I believe that to move forward we need to shift our conversations. We can’t just talk about phasing out certain ways of producing energy or removing fossil-fuel-based carbon sources from products and processes.

What we need are conversations about how we can support new thinking and take action on the innovations that will enable us to produce commodities and other essentials without contributing to the impacts of climate change.


So how can we lead the way to sustainability?

One of the overarching goals of the Master of Engineering Leadership (MEL) in Sustainable Process Engineering is to introduce students to some of the process and product innovations with the potential to transform our planet. This is the foundation of the technical side of the program, where students choose one of three main areas of study: reactor and processing technologies, systems design and engineering, or sustainable processes and feedstocks.

Many engineering programs focus solely on technical education and do not give students insight into the many other factors that influence whether an innovation becomes a reality.

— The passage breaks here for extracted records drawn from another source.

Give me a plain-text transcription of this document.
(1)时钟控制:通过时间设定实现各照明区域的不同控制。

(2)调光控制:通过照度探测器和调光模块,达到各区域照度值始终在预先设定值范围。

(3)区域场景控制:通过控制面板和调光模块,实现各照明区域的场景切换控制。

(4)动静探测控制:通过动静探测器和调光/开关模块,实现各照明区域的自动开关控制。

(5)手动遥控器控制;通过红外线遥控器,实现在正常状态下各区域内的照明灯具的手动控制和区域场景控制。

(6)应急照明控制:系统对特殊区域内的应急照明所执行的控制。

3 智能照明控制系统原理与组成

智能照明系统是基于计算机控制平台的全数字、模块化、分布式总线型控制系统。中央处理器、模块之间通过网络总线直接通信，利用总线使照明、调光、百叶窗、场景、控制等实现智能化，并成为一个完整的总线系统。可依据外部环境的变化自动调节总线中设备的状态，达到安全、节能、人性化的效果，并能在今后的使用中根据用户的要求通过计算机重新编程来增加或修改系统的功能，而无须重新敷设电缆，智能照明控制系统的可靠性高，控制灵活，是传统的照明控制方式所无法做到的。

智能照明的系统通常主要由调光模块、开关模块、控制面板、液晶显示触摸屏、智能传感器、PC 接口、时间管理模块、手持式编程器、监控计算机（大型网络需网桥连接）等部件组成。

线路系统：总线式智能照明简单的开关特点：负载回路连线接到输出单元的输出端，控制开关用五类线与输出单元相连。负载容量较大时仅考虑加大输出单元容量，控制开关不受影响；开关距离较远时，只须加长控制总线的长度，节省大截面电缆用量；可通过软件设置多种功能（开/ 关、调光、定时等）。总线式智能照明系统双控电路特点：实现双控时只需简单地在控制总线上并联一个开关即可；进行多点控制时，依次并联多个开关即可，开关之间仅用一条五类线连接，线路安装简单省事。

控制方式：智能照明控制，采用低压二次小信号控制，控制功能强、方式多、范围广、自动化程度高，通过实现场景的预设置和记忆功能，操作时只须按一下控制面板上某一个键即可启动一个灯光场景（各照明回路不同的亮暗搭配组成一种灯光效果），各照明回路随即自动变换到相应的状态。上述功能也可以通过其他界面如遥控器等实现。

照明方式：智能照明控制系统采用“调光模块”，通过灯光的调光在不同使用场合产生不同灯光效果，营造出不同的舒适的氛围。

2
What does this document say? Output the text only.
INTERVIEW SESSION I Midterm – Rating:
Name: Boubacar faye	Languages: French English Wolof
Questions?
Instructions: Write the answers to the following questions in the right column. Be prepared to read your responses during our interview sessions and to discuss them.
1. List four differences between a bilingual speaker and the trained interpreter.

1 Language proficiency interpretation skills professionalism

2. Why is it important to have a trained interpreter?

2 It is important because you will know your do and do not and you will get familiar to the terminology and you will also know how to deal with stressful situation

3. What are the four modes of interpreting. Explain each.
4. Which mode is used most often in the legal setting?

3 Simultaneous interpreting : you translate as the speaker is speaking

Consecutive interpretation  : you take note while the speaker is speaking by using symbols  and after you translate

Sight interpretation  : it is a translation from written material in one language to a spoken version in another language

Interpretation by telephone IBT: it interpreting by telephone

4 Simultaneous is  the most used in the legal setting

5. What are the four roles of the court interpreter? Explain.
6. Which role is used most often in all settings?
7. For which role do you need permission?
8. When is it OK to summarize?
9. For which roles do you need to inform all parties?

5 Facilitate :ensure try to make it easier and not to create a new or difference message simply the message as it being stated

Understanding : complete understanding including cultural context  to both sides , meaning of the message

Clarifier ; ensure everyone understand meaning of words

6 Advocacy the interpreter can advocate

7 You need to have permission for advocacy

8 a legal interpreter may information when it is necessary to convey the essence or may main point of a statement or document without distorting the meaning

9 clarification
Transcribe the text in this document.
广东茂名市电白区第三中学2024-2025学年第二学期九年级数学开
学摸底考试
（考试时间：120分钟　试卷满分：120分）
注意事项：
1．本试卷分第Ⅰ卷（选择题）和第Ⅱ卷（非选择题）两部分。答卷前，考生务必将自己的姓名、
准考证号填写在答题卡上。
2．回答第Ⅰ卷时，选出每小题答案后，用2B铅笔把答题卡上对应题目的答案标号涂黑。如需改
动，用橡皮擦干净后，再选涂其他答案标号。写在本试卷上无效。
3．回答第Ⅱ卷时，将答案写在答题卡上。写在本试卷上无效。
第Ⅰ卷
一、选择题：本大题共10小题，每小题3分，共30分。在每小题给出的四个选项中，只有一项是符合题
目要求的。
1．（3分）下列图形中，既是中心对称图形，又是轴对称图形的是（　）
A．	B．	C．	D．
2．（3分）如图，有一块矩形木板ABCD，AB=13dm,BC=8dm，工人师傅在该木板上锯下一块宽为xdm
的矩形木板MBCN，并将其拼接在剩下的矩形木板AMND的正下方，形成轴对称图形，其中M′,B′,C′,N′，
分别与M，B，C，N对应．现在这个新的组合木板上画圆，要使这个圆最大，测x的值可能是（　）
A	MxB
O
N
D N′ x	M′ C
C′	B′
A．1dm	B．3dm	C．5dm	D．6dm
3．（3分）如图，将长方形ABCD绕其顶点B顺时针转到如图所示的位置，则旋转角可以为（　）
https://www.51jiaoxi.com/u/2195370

Our program’s courses on strategy, innovation, business and leadership give students a window into these other factors and a more holistic understanding of what’s needed to successfully launch a sustainable new product or process.


However, we always have to keep in mind that the best ideas for sustainable products, processes and technologies are of little value if they are not developed and implemented at scale.

A successful pilot project is just the start.

What we need is the full commercial development of the technologies that will transform our world – helping us economically capture carbon, create products from biomass rather than fossil fuels, and develop products that essentially convert all of the atomic contents of the source material into the product itself.

That’s why our program also emphasizes entrepreneurial thinking and equips students with the knowledge to advance ideas through development and commercialization. In our Venture Design Lab course, students learn about the essential technical and business considerations in process development and scale-up.


Sustainable Process Engineering students join an exciting ecosystem of world-class research and innovation at UBC and within the province.

UBC’s BioProducts Institute, for example, is pursuing ways to use waste biomass in a range of applications, from compact circuit boards to high-grade N95 masks. And BC is home to many companies working in this area – including Carbon Engineering, which captures carbon dioxide from the air for geologic storage or to create synthetic fuels.

Yes, our world is facing significant challenges.

But if we can equip the next generation of engineers with sustainable thinking and the knowledge of how to implement innovations at scale, we’ll be moving beyond the historic dichotomy of either economic development or environmental stewardship to a new model of using our earth’s resources sustainably.